Dans le registre des bêtes à douleur, la « mouche jaune » s’offre la part du lion. C’est un saillant hyménoptère de la très sympathique famille des guêpes. Cet insecte est partout, y compris là où il ne devrait pas. Si on l’agresse ou qu’il l’estime, la charge est immédiate, et la décharge instantanée. Après, c’est « sauve-qui-peut », une débâcle totale en espérant que les copines n’aient pas, elles aussi, été courroucées. Auquel cas, ce sera « courage, fuyons ! », troquant la bravade et la fierté pour la débandade.

Autre pointure des dangers ailés, il est à noter un virulent bourdon, qui répond au doux nom de mouche charbon. D’une allure pataude et débonnaire, il est curieux et souvent solitaire, mais se carapater à son approche est un acte salutaire. Sa piqûre est d’une rare violence et peut nécessiter une solide assistance.

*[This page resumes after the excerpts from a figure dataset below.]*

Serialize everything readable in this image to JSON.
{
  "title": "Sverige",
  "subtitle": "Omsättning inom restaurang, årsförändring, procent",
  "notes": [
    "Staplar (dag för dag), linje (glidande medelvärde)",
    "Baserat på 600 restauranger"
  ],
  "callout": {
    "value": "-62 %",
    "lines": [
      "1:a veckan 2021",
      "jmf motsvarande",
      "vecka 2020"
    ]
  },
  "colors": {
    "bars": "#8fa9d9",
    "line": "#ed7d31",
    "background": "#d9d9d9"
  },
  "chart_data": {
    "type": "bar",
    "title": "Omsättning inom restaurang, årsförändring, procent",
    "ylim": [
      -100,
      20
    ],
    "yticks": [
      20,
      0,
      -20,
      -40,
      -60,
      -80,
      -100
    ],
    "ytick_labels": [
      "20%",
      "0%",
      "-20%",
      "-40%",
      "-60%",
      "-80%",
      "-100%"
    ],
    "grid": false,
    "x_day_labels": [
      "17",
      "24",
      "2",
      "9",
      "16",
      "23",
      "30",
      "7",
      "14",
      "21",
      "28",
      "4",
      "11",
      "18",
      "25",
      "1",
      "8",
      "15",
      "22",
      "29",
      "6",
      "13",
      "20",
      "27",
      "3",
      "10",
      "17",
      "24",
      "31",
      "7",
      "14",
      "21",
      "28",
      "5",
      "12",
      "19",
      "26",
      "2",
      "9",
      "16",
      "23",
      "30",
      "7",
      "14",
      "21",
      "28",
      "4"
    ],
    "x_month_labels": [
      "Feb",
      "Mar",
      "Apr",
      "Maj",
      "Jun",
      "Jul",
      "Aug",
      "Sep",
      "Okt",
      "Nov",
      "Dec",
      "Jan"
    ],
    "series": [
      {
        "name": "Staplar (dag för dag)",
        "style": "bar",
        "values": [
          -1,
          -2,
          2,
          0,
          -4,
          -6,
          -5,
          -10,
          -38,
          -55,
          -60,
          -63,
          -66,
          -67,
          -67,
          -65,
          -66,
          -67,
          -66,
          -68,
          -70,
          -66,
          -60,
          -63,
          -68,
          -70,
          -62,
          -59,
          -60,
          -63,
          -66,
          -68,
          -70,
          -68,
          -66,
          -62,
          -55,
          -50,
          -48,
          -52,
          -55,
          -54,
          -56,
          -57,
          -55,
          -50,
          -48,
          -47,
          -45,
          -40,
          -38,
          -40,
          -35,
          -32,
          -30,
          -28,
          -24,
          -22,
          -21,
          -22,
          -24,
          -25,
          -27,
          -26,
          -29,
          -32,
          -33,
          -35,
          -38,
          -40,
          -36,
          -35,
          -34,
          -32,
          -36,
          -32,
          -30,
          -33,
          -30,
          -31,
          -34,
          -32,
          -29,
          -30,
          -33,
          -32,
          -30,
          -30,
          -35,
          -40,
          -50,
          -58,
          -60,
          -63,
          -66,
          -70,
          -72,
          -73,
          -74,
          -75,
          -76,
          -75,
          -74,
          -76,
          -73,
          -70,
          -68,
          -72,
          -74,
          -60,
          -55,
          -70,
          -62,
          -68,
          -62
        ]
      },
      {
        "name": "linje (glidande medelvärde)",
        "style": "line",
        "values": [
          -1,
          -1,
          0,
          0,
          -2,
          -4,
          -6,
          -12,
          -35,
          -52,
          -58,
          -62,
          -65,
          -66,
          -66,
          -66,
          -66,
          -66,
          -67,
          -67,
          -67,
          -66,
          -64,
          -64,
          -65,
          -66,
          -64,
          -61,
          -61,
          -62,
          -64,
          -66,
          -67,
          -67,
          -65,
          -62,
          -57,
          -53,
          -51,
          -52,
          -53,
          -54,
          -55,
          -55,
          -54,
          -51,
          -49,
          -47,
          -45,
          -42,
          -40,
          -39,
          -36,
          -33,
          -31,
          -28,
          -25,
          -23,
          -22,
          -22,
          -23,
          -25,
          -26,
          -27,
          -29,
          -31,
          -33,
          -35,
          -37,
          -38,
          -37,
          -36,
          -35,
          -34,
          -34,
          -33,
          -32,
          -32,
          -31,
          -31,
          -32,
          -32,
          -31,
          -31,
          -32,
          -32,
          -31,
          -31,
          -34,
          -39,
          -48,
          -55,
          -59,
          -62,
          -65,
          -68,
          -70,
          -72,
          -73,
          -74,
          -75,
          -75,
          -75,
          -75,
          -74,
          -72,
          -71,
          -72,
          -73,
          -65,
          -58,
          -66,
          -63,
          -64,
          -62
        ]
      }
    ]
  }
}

Outre le feu issu des cieux, le sol recèle d’âpres risques pernicieux. Sournoisement camouflés dans les bois morts, scorpions, scolopendres et cent pieds attendent la main imprudente, pour y ficher de leurs crochets des flammes ardentes.

Aplatie sous un soleil de plomb, toute une faune vie là tapie, à l’abri d’un écrin d’ombre. Les grenouilles chanteront si ça leur chante mais cela me chanterait de les voir déchanter. Lézards et caméléons bondissent de fleurs en feuilles et se font dorer le cuir sous l’ardeur de midi. Avec le soir, viendra le temps des moustiques mais s’ils n’étaient pas là ce ne serait pas les tropiques.

À toute heure, on peut voir surgir un être sans peur, le grand gecko vert. Introduit depuis Madagascar, c’est un abominable envahisseur qui trouve ici des proies mais pas de prédateur. Il menace l’île, déjà marquée par des siècles de présence humaine, d’une nouvelle saignée dans les rangs de ses premiers locataires.

Souvent, je suis belle-maman dans son Eden, partageant avec elle les délices d’une telle aubaine. Car, à l’instar de tous ces êtres, cherchant l’eau, la proie ou la lumière, nous ne sommes que de simples hôtes de cette Terre.